My rating: 3 of 5 stars
Despite Morrigan’s Harvest being well-written and the editing SUPERB, the first half of the book was so long and drawn out that there were several times I found myself skimming over events that just never seemed to end. The first chapter is a long drawn out piece about elves (the supposed central element of the story) which is disguised as a story being told from mother to daughter, but comes off as a way to introduce background information that is not needed to move ahead in the book nor is much remembered once the reader actually moves beyond it.
Galen (the elf guardian) calls Shea a “brat-child” and I agree.
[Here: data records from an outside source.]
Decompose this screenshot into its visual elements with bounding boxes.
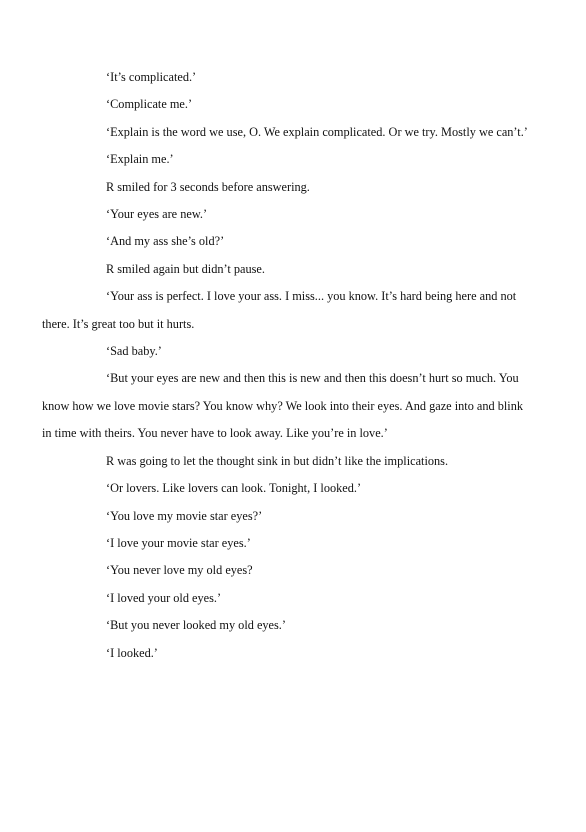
- paragraph: ‘I loved your old eyes.’: [106, 590, 222, 605]
- paragraph: ‘Explain me.’: [106, 152, 174, 167]
- paragraph: ‘Complicate me.’: [106, 97, 193, 112]
- paragraph: ‘I looked.’: [106, 645, 158, 660]
- paragraph: ‘I love your movie star eyes.’: [106, 535, 251, 550]
- paragraph: ‘Or lovers. Like lovers can look. Tonight, I looked.’: [106, 481, 362, 496]
- paragraph: ‘And my ass she’s old?’: [106, 234, 225, 249]
- paragraph: ‘Sad baby.’: [106, 344, 162, 359]
- paragraph: R smiled for 3 seconds before answering.: [106, 179, 310, 194]
- paragraph: ‘Explain is the word we use, O. We explain complicated. Or we try. Mostly we can’t.’: [106, 124, 528, 139]
- paragraph: ‘You never love my old eyes?: [106, 563, 253, 578]
- paragraph: ‘You love my movie star eyes?’: [106, 508, 263, 523]
- paragraph: R smiled again but didn’t pause.: [106, 261, 265, 276]
- paragraph: ‘It’s complicated.’: [106, 70, 197, 84]
- paragraph: ‘But you never looked my old eyes.’: [106, 618, 286, 633]
- paragraph: ‘But your eyes are new and then this is new and then this doesn’t hurt so much. You know how we love movie stars? You know why? We look into their eyes. And gaze into and blink in time with theirs. You never have to look away. Like you’re in love.’: [42, 371, 524, 441]
- paragraph: ‘Your eyes are new.’: [106, 207, 208, 222]
- paragraph: R was going to let the thought sink in but didn’t like the implications.: [106, 453, 449, 468]
- document-body: [42, 64, 528, 667]
- paragraph: ‘Your ass is perfect. I love your ass. I miss... you know. It’s hard being here and not there. It’s great too but it hurts.: [42, 289, 517, 331]
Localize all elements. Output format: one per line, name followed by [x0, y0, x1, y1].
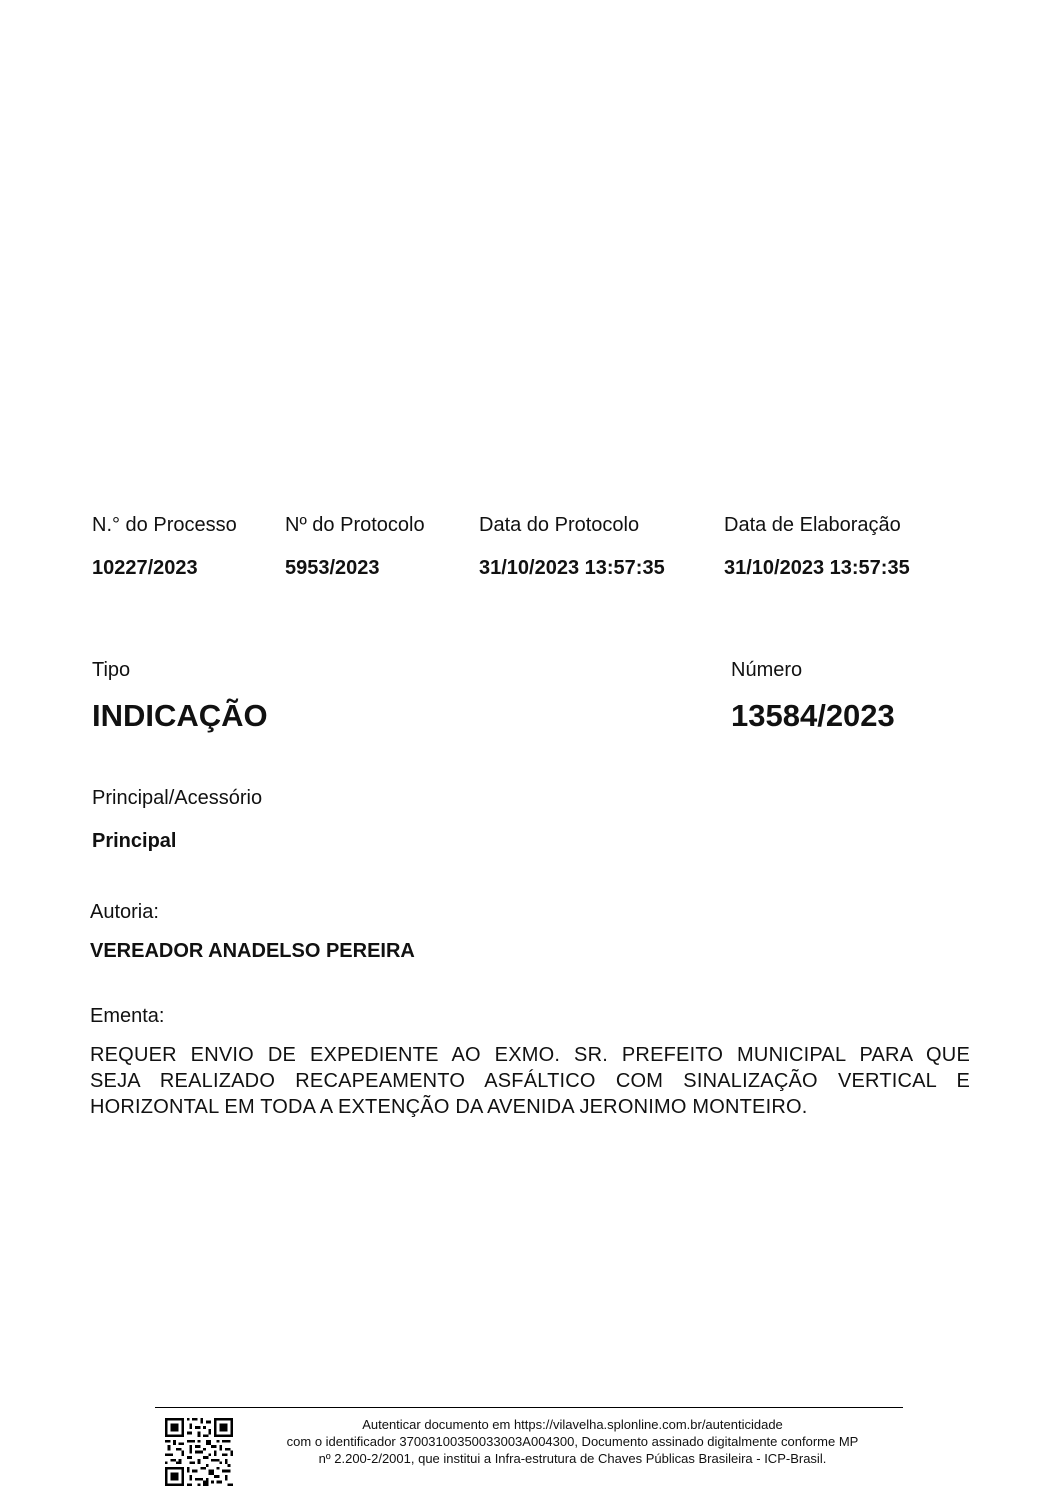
autoria-value: VEREADOR ANADELSO PEREIRA [90, 940, 415, 962]
tipo-value: INDICAÇÃO [92, 698, 268, 733]
footer-line-2: com o identificador 37003100350033003A004300, Documento assinado digitalmente conforme MP [286, 1434, 859, 1449]
data-elaboracao-label: Data de Elaboração [724, 514, 901, 536]
numero-value: 13584/2023 [731, 698, 895, 733]
ementa-line-3: HORIZONTAL EM TODA A EXTENÇÃO DA AVENIDA JERONIMO MONTEIRO. [90, 1096, 808, 1118]
qr-code-icon [165, 1418, 233, 1486]
ementa-line-1: REQUER ENVIO DE EXPEDIENTE AO EXMO. SR. PREFEITO MUNICIPAL PARA QUE [90, 1044, 970, 1066]
data-elaboracao-value: 31/10/2023 13:57:35 [724, 557, 910, 579]
data-protocolo-label: Data do Protocolo [479, 514, 640, 536]
principal-value: Principal [92, 830, 177, 852]
principal-label: Principal/Acessório [92, 787, 263, 809]
numero-label: Número [731, 659, 803, 681]
protocolo-value: 5953/2023 [285, 557, 380, 579]
footer-line-1: Autenticar documento em https://vilavelha.splonline.com.br/autenticidade [362, 1417, 783, 1432]
protocolo-label: Nº do Protocolo [285, 514, 425, 536]
footer-divider [155, 1407, 903, 1408]
autoria-label: Autoria: [90, 901, 159, 923]
processo-value: 10227/2023 [92, 557, 198, 579]
data-protocolo-value: 31/10/2023 13:57:35 [479, 557, 665, 579]
footer-line-3: nº 2.200-2/2001, que institui a Infra-estrutura de Chaves Públicas Brasileira - ICP-Brasil. [318, 1451, 827, 1466]
tipo-label: Tipo [92, 659, 131, 681]
ementa-text [90, 1042, 970, 1120]
footer-authentication-text [250, 1416, 895, 1467]
processo-label: N.° do Processo [92, 514, 237, 536]
ementa-label: Ementa: [90, 1005, 165, 1027]
ementa-line-2: SEJA REALIZADO RECAPEAMENTO ASFÁLTICO COM SINALIZAÇÃO VERTICAL E [90, 1070, 970, 1092]
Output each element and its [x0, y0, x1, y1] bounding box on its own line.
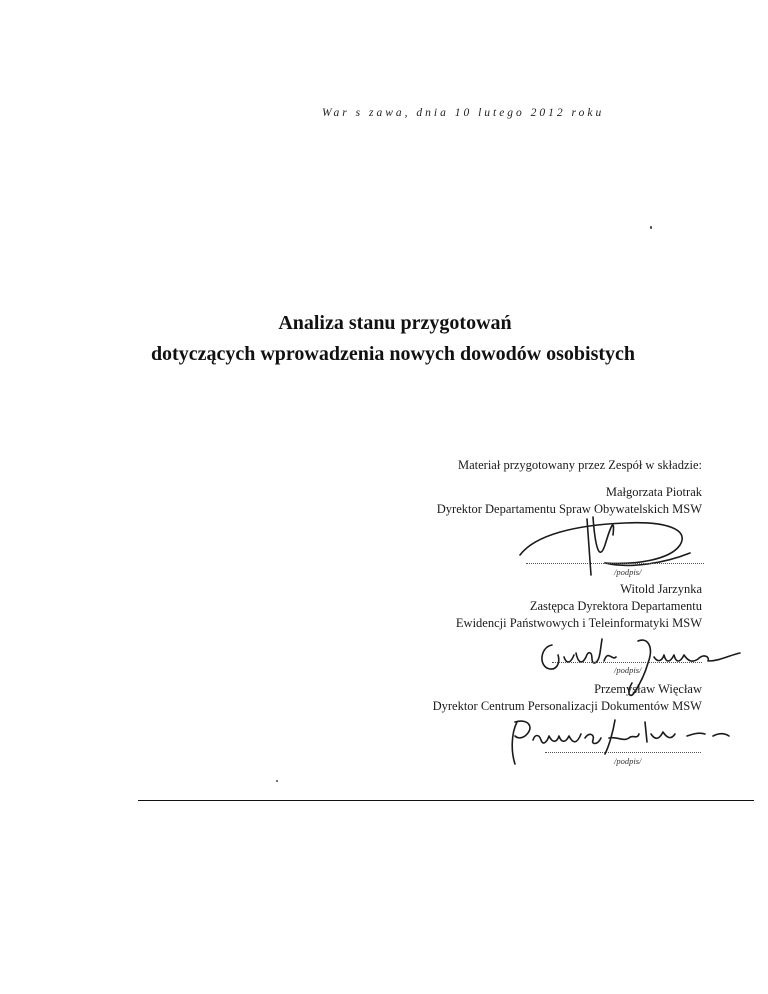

Shea is whiny and annoying, yet suffers a tragedy early on in the book that would turn the best of us into whiny brats. I did, however, like that Shea refused to be ordered around and wasn’t afraid to stick up for herself when the situation called for it. I loved Galen who is a short-tempered elf with a million secrets and unpleasantries of his own. I also loved Shea’s horse, Aisling, who won’t be tamed by anybody and for me, represented a part of Shea that she had yet to realize.
The second half of the book picked up on the action, adventure and magic, but it took so long to get there that I almost wasn’t interested by the time I got to it. I stuck with it and even enjoyed some of the crazy situations the characters got themselves into, but overall, Morrigan’s Harvest was just okay for me and I would only recommend it to fantasy readers who don’t need to pulled in right from the start to enjoy a book.